とおっしゃる。その笑顔の裏に、幾多のご苦労を超えてこられたのか、頭が下がります。いま、牛が出した糞は専用の堆肥化施設で完熟させたのち、自分の畑と仲間の農家の畑に散布する。畜産農家の中には、糞尿で環境を汚染するような輩もいることがあるが、合田さんのところでは立派に堆肥が野菜となってくれる循環を確保しているのである。

肉牛と畑が連関して、お互いになければならない関係
牛が出した糞は専用の堆肥化施設で完熟させたのち、自分の畑と仲間の農家の畑に散布する

素牛(もとうし)と呼ばれる子牛は毎月、合田さん自身が市場に足を運んで見極め、購入している。肉質を安定させるために、牛の交配をきちんと管理している産地を見つけ、いまではそこからの導入がほとんどだそうだ。

肥育牛舎には、250頭もの肉牛がいて、これを家族五人で面倒をみている

牛の群れの中に、去勢牛とメスを分けずに入れる

面白いのは、牛の群れの中に、去勢牛とメスを分けずに入れることだ。昔は去勢牛(元・オスのことです)とメスは成長の速度が違うので、分けて育てていた。しかしそうすると、特に去勢牛たちがあらぶり、互いに傷つけ合うことが多くなり、肉質に悪い影響が出るようになった。そんなある日、偶然にメスが去勢牛の牛舎に入ってしまったのだが、その牛舎ではケンカが起きなかったのだそうだ。いまでは、去勢牛の中に2割ほど、メスを混ぜるという育て方をしている。

そのおかげだろうか、合田さんの牛たちも実に優しく、落ち着きがある。と思いつつ、合田さんの息子さんの妻君がすごいことをしているのを発見!

「この子達、トマトが好きなんですよ。」

と、収穫したてのトマトをちょんとえさ場に置くのだ!
ええええええええええええええ、ほんとう?
と思った瞬間、牛がベロンと舐めとり、トマトを一瞬にして頬張り、食べてしまった!

いや、驚きましたね。先に牛と畑の循環と書いたけれども、実際に作物まで循環していたとは、、、(笑)

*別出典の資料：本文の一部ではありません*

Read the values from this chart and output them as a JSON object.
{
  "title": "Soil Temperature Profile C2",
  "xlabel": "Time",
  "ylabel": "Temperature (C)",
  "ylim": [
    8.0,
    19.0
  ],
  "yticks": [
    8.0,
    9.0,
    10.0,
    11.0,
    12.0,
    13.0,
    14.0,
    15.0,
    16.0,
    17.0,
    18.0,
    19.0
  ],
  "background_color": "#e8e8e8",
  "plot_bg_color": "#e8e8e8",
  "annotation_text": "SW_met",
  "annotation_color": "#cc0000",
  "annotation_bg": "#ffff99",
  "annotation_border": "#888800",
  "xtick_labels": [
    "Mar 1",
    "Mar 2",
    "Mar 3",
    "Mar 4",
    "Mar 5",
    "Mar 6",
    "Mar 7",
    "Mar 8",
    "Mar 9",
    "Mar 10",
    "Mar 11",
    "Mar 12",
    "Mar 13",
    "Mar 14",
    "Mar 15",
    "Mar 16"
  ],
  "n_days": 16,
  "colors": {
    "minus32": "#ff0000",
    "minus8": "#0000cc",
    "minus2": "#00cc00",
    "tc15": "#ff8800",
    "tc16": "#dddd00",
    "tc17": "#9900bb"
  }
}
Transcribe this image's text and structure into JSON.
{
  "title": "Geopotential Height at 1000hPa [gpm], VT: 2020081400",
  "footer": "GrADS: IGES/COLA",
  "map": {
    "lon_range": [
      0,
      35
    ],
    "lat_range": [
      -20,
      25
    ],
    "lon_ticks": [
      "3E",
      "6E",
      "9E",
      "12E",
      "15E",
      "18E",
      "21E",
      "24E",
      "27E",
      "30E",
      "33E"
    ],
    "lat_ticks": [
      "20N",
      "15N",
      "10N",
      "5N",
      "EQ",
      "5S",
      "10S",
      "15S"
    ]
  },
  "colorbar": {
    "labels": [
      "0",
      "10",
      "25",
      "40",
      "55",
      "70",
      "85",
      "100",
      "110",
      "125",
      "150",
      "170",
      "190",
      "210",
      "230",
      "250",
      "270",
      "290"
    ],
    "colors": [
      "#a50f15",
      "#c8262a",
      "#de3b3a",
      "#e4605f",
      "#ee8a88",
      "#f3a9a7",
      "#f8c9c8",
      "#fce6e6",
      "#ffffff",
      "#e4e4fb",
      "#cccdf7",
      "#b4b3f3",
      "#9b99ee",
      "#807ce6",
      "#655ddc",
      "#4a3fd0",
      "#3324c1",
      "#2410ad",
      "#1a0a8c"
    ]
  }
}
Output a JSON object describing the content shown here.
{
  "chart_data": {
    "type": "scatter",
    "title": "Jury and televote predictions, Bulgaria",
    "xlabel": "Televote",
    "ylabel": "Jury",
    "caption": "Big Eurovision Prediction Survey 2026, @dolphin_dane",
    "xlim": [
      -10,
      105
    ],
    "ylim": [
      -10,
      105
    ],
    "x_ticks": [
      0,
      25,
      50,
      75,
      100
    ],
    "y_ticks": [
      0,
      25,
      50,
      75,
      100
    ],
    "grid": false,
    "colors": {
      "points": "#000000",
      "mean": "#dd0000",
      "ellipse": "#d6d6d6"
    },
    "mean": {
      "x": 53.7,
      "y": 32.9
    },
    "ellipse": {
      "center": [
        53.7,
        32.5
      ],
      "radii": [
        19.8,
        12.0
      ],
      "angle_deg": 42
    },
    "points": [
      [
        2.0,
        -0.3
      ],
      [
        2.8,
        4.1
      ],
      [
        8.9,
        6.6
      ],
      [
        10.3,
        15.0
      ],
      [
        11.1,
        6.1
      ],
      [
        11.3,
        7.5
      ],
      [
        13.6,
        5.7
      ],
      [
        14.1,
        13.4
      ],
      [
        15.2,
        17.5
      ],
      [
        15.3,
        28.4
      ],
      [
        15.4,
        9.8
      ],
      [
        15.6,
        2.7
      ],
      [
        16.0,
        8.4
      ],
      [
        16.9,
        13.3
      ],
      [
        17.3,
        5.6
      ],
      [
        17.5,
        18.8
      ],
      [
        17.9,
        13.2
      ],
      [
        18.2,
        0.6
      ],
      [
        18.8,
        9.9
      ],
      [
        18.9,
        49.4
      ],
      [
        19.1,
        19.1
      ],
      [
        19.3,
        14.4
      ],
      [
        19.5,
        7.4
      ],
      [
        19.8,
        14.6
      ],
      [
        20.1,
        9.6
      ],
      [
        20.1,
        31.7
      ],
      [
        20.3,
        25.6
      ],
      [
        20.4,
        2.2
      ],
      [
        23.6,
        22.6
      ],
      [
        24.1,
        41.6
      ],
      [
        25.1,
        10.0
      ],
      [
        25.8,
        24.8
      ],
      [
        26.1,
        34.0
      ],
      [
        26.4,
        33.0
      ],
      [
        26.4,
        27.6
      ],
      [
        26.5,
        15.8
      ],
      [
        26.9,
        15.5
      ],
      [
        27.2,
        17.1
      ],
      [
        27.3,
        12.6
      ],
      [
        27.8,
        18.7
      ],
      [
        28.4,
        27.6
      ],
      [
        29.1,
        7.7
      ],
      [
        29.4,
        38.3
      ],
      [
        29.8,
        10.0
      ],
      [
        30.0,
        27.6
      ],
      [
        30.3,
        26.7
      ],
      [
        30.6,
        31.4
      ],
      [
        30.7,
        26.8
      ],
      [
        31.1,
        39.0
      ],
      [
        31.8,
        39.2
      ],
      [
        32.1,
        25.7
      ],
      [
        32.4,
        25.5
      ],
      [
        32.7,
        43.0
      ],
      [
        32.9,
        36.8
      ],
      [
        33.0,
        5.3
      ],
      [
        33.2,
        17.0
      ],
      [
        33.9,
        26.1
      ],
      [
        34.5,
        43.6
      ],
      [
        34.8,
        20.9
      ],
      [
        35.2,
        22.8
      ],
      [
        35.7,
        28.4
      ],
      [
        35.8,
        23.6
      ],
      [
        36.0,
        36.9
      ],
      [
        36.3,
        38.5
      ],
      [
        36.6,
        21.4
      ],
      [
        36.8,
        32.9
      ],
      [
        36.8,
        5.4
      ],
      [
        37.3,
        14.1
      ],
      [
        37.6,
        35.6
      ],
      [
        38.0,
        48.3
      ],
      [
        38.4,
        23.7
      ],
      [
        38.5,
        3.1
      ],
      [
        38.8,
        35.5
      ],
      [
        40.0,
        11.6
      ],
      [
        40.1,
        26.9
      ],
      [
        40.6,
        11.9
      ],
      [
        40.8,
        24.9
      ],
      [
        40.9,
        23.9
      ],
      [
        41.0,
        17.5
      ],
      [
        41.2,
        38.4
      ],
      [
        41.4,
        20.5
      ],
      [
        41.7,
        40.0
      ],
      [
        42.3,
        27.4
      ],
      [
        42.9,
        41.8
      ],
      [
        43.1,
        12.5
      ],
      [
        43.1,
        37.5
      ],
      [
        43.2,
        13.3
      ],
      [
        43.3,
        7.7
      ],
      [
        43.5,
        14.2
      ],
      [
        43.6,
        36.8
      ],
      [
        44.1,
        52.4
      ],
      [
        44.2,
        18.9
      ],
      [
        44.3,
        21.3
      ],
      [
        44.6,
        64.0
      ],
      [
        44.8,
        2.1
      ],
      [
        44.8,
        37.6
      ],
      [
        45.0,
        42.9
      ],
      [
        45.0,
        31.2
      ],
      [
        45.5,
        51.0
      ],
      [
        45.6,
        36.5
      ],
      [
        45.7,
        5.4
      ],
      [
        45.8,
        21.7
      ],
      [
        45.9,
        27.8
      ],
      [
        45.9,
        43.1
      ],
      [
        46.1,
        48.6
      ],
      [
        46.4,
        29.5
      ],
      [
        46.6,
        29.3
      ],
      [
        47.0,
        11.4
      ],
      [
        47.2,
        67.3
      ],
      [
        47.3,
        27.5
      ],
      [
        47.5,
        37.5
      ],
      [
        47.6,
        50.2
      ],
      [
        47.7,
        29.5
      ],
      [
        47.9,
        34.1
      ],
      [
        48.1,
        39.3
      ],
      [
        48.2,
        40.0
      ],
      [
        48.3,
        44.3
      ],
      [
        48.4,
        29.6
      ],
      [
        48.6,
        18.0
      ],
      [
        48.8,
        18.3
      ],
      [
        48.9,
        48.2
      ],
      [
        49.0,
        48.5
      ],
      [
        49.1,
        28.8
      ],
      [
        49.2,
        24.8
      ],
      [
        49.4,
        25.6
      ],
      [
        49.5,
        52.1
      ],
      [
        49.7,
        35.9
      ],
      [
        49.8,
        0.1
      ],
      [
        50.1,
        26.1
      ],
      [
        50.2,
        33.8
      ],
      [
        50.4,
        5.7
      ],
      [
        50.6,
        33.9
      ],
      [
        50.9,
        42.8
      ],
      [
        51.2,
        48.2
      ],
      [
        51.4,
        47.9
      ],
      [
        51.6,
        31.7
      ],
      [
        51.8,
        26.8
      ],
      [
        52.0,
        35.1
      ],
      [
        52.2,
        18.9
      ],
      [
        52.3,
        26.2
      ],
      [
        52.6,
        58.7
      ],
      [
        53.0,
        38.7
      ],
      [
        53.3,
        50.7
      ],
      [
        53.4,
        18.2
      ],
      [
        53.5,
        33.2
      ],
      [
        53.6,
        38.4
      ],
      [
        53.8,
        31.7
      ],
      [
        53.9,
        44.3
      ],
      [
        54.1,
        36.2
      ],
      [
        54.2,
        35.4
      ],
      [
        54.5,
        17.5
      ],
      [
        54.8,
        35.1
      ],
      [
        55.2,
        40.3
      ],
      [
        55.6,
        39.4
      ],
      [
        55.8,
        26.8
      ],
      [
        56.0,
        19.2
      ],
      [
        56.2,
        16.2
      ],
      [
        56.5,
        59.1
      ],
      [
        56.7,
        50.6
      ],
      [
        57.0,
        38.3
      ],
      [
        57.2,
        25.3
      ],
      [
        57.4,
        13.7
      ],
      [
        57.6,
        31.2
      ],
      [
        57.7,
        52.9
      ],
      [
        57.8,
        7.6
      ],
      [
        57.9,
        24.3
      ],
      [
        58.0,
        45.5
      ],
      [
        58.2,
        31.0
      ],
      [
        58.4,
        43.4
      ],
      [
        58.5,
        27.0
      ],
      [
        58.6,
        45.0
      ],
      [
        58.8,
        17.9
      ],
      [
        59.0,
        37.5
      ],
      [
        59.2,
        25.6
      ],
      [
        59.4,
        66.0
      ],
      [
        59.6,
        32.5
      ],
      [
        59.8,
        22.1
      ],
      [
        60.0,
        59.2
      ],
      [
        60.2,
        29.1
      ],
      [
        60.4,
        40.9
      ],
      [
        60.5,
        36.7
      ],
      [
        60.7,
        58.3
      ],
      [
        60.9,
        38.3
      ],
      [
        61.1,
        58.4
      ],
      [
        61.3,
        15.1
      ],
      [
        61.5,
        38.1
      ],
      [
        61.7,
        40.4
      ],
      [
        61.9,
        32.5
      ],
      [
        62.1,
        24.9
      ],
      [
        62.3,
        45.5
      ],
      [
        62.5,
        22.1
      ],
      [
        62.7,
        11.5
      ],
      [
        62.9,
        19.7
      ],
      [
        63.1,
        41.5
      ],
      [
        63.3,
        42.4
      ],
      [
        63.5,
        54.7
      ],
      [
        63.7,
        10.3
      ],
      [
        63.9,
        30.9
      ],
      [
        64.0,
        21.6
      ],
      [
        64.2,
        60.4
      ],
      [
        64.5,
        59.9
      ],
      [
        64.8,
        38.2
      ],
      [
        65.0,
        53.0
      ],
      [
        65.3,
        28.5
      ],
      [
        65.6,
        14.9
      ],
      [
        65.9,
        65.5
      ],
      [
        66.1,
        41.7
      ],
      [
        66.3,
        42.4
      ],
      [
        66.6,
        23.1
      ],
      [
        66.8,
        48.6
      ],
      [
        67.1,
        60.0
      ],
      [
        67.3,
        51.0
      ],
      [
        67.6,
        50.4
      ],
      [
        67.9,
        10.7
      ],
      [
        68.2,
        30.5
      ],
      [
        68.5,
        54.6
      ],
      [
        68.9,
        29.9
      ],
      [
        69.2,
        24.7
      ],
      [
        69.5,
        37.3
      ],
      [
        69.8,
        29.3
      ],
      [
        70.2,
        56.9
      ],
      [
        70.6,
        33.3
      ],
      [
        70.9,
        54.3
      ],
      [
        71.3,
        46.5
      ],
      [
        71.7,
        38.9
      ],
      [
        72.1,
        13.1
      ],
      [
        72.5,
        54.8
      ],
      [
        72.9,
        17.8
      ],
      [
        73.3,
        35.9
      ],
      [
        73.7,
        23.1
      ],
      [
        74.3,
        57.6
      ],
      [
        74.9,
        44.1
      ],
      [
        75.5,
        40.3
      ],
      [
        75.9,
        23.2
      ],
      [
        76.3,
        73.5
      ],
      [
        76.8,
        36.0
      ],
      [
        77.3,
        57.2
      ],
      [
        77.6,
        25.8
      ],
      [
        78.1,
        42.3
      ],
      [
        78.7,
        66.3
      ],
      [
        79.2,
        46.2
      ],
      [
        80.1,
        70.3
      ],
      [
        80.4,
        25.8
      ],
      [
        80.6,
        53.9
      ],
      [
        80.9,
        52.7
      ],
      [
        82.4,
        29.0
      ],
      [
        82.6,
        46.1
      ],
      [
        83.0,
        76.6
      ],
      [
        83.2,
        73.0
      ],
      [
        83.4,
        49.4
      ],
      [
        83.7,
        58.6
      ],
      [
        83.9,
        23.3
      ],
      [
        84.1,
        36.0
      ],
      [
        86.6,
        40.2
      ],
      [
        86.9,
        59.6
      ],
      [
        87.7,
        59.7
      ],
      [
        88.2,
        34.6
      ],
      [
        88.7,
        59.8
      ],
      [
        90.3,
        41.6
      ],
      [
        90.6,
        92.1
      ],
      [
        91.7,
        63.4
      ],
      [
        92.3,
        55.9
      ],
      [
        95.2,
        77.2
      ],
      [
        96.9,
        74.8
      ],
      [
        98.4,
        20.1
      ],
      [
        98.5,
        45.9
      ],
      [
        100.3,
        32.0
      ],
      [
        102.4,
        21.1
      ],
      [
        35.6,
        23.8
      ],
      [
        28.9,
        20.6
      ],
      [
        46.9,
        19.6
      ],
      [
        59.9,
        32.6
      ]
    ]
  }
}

牛がベロンと舐めとり、トマトを一瞬にして頬張り、食べてしまった!
合田さんの牛たちも実に優しく、落ち着きがある

「牛肉の美味しさは霜降りだけじゃないんだ。オリーブ牛はね、脂に甘みや旨さが出るんですよ。これからはシツコサではなくて、美味しい霜降り肉を食べて欲しいね。」

と笑う合田さん。畜産関連の数々の賞をとってきた方が最終的にいきついたのは、オリーブ牛という道だったのだ。


こうして石井さんと、三軒の農家さんを訪ねたのだが、一貫して感じたことがある。それは、どの農家さんも信じられないほどに優しく、牛を家族のように愛しみ、育てていたことだ。

だいいち、元来は渋くて食べられないオリーブ粕を、天日で何日も干すようなことを、牛のためにやる石井さんがスゴい。しかもオリーブ牛を育てる技術を、香川の肉牛農家みんなのために無償で教えているわけだ。なんということだろうか。

その石井さんの思いを継ぎ、自分達の飼う牛たちをさらにオリーブ粕で高める西尾さん、畑さん、合田さん。もちろん彼ら以外の香川の肉牛農家みんながそうだろう。

香川県には、オリーブが起点となった循環がある。その循環がもたらしたオリーブ牛の味は、日本、いや世界の中でもここでしか味わうことができない、正真正銘のオリジナルの味である。

まだ食べたことがないという人、ぜひオリーブ牛を味わってみて欲しい。